Revlon’s marketing team, however, had McGuire’s support and showed marketing’s value. It demonstrated that there was a market value for its intelligence and expertise.

Building the Balance Sheet

Reibstein points out that Amazon has done the same. “Amazon is constantly experimenting with marketing. They learn not just what programs work but how to present a Web page to you on the individual level, not just in aggregate as a customer,” he says. “That has gone a long way to make them smarter at what they do.”

Revlon, too, pushed itself ever farther in defining its marketing value and realizing its potential. “We had to improve execution and make our products easier to buy,” McGuire says. To do this, Revlon took all of its eyeliners out of the cubbyholes and put them on pegboard-hanging cards, for instance, making the product line easier to shop and harder to steal or damage.

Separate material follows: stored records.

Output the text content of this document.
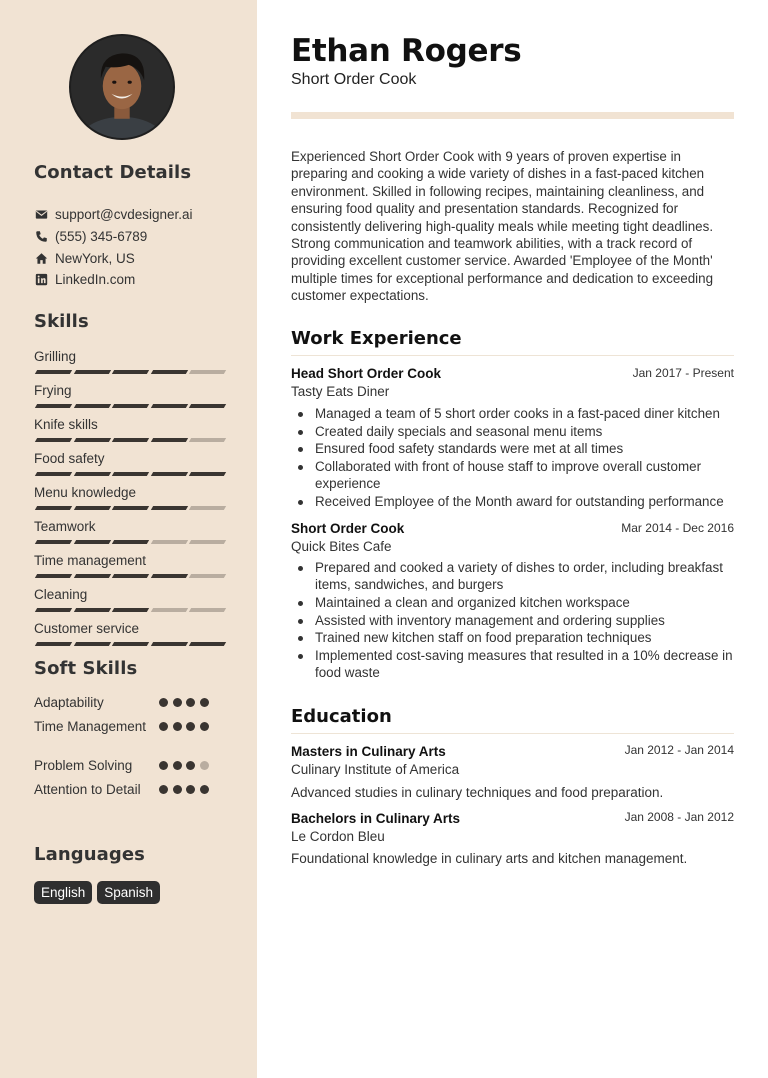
Contact Details
support@cvdesigner.ai
(555) 345-6789
NewYork, US
LinkedIn.com
Skills
Grilling
Frying
Knife skills
Food safety
Menu knowledge
Teamwork
Time management
Cleaning
Customer service
Soft Skills
Adaptability
Time Management
Problem Solving
Attention to Detail
Languages
English	Spanish
Ethan Rogers
Short Order Cook
Experienced Short Order Cook with 9 years of proven expertise in preparing and cooking a wide variety of dishes in a fast-paced kitchen environment. Skilled in following recipes, maintaining cleanliness, and ensuring food quality and presentation standards. Recognized for consistently delivering high-quality meals while meeting tight deadlines. Strong communication and teamwork abilities, with a track record of providing excellent customer service. Awarded 'Employee of the Month' multiple times for exceptional performance and dedication to exceeding customer expectations.
Work Experience
Head Short Order Cook	Jan 2017 - Present
Tasty Eats Diner
Managed a team of 5 short order cooks in a fast-paced diner kitchen
Created daily specials and seasonal menu items
Ensured food safety standards were met at all times
Collaborated with front of house staff to improve overall customer experience
Received Employee of the Month award for outstanding performance
Short Order Cook	Mar 2014 - Dec 2016
Quick Bites Cafe
Prepared and cooked a variety of dishes to order, including breakfast items, sandwiches, and burgers
Maintained a clean and organized kitchen workspace
Assisted with inventory management and ordering supplies
Trained new kitchen staff on food preparation techniques
Implemented cost-saving measures that resulted in a 10% decrease in food waste
Education
Masters in Culinary Arts	Jan 2012 - Jan 2014
Culinary Institute of America
Advanced studies in culinary techniques and food preparation.
Bachelors in Culinary Arts	Jan 2008 - Jan 2012
Le Cordon Bleu
Foundational knowledge in culinary arts and kitchen management.
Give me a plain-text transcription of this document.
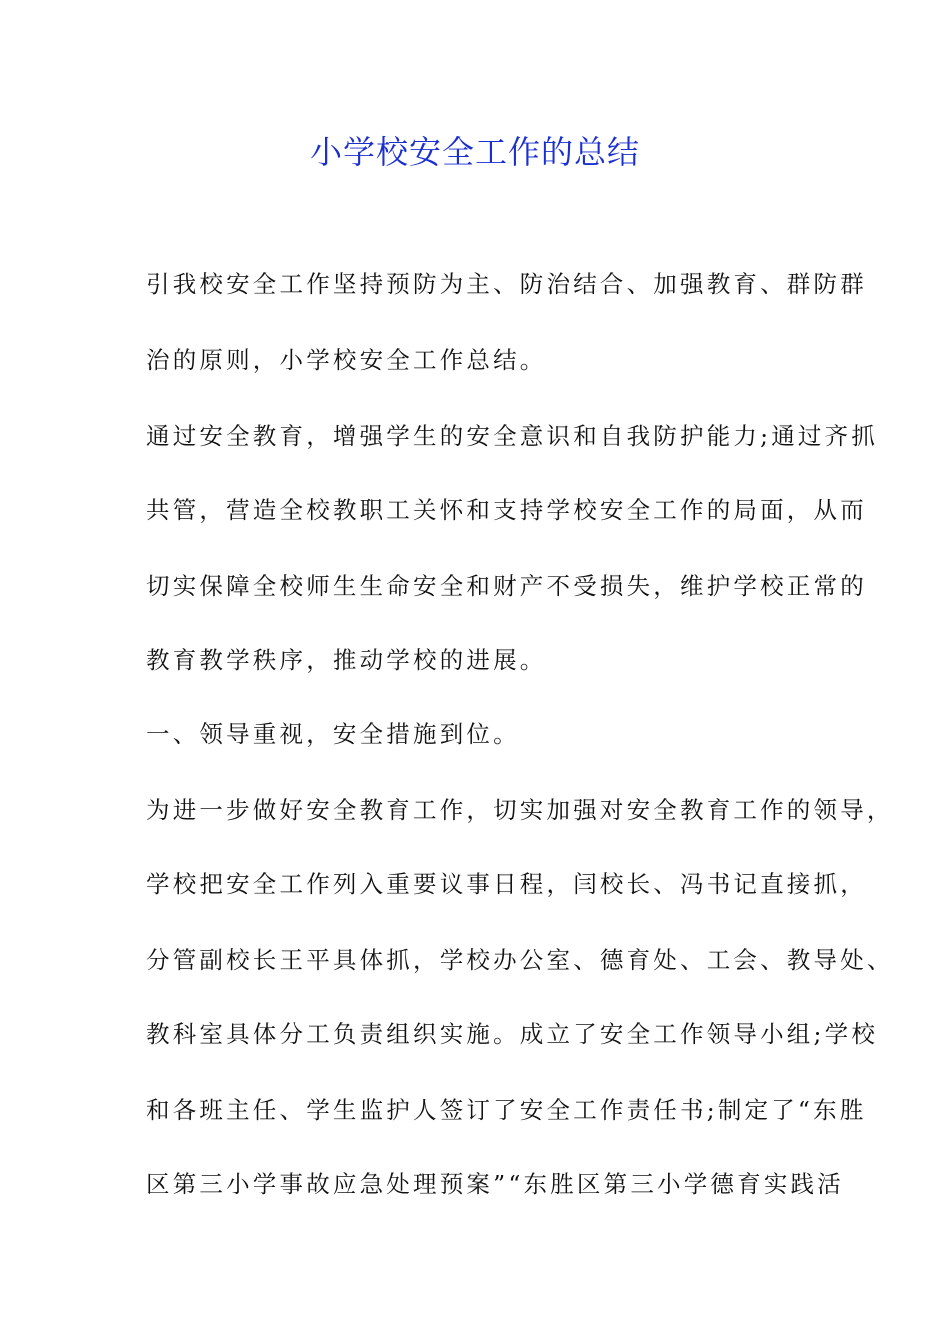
小学校安全工作的总结

引我校安全工作坚持预防为主、防治结合、加强教育、群防群

治的原则，小学校安全工作总结。

通过安全教育，增强学生的安全意识和自我防护能力;通过齐抓

共管，营造全校教职工关怀和支持学校安全工作的局面，从而

切实保障全校师生生命安全和财产不受损失，维护学校正常的

教育教学秩序，推动学校的进展。

一、领导重视，安全措施到位。

为进一步做好安全教育工作，切实加强对安全教育工作的领导，

学校把安全工作列入重要议事日程，闫校长、冯书记直接抓，

分管副校长王平具体抓，学校办公室、德育处、工会、教导处、

教科室具体分工负责组织实施。成立了安全工作领导小组;学校

和各班主任、学生监护人签订了安全工作责任书;制定了“东胜

区第三小学事故应急处理预案”“东胜区第三小学德育实践活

“We also evaluated our sales team from top down as to customer relationships. We were able to gain more shelf space and improve customer relations,” he says.

Intellectual capital increases led to balance sheet restructuring to the tune of a $1.5 billion boost to the enterprise’s value, he reports. “We would not have been able to increase the value of the company without marketing and intellectual capital and the improvement of our own processes, like the execution of our marketing in stores.”

“All capital isn’t on the balance sheet, so simply delivering returns that cover the cost of capital is not enough,” McGuire says. Marketers aim to increase the value of the company by producing returns that meaningfully exceed to cost of tangible capital. To nurture its aim, marketing strategy must be supported by the overall organizational plan.

“Marketing planning should orchestrate all company assets, and marketing strategy should think through customer strategy and identify the gaps to it coming from all parts of the organization,” he says. “Marketing’s contribution to the business is to increase the value of the entire enterprise.”